The Salamanders obliged. They didn’t seek cover any more than did the orks. ‘Brothers!’ Ba’birin called out. ‘Purge the savage greenskins from the sight of the Emperor! Let them feel the fire of Vulkan’s judgement!’
‘Into the fires of battle!’ Neleus cried.
‘Unto the Anvil of War!’ the squads chorused. Ha
’garen unleashed the battle cry with as much force as any, his vocal cords grating from the unusual strain. He rarely raised his voice above a monotone now, relying almost exclusively on his helm vox-caster to deliver the volume he needed, whether in discussion with his battle-brothers or reciting liturgical verse over a damaged machine. But in this moment, in this surging birth of battle, he was a Space Marine above all else, and the passion he felt for war surprised him in its fire.
The fight had been too long in coming. Anticipated while the other Chapters carried out their missions, held off again while the void-ships engaged in their lethal dance, its glory tainted by the nature of the mission, the struggle was nothing as simple as a military tactic. It was a need, a reaffirmation of nobility and purpose.

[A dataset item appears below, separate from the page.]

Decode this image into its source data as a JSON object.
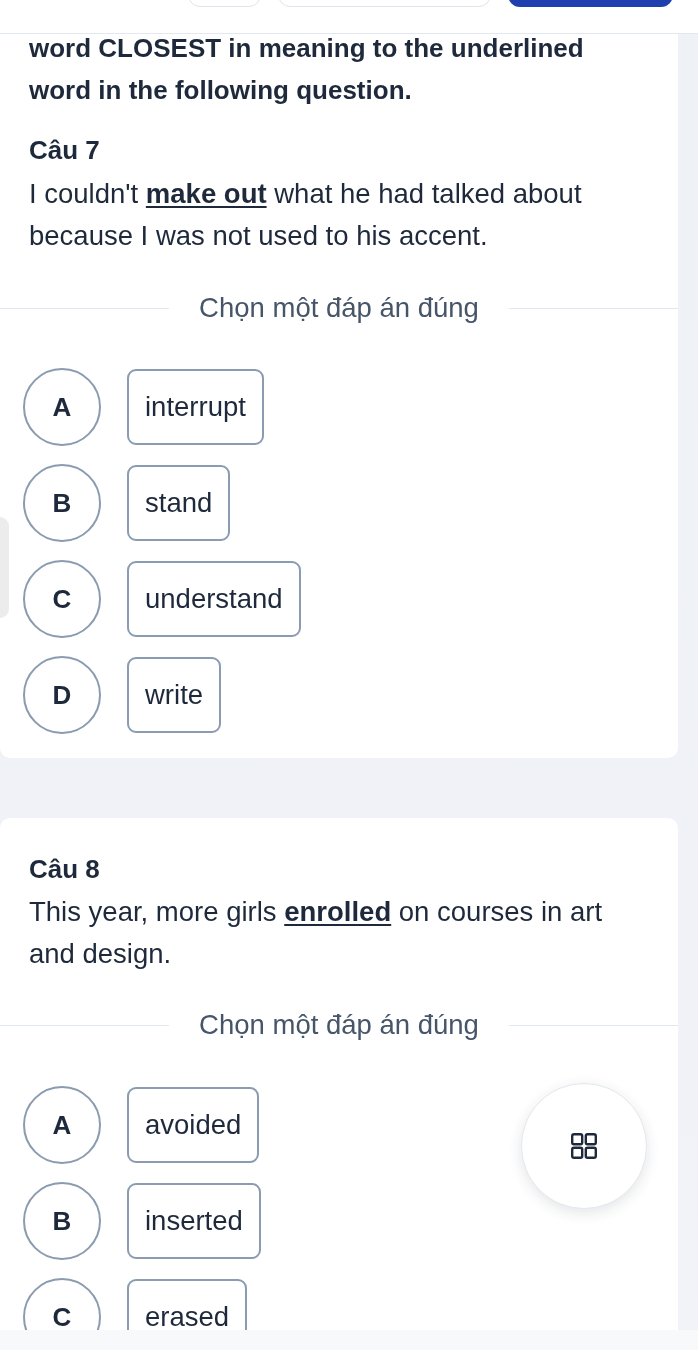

And a battering ram of vengeance.
The Salamanders marched into battle. They were a steady, measured, implacable advance. They were a fist of ceramite, flame and bolter-fire. Neleus and Ba’birin led the two squads as a single whole, twenty Salamanders moving forwards like an adamantine piston. Both sergeants carried combi-flamers. They formed the blunt end of a terrible spear, and fanned a spread of burning promethium before them. Fuel drums and pools of spilled chemicals ignited with the ferocious whoosh of a sudden gale. The orks poured into the fire. The front ranks were consumed. The mob coming up from behind pushed over the bodies and broke over the rock of the Fifth Company. The Salamanders continued their advance, hammering the orks. They husbanded their ammunition. They knew they would be needing it the further into the ship they drove, wading into a sea of orks. They used the initial blast of bolter-fire to complement the wash of flame. A horizontal, explosive hail turned the greenskin charge into a storm of rancid meat. Through the storm came still more orks, laughing at the spectacle of their fellows’ deaths even as they hurled guttural curses at the Space Marines. The momentum of their rush, though, was lost. They couldn’t simply bound over vehicles. They had to avoid flaming slicks and red-burning wrecks. They had to fight past their twitching, near-dead comrades and tangling stumbles of the barely-more alive. The single-minded tenacity of the orks kept them coming when a lesser foe would have been exterminated, but even a slight bleed-off of speed and energy was enough for the Salamanders to exploit.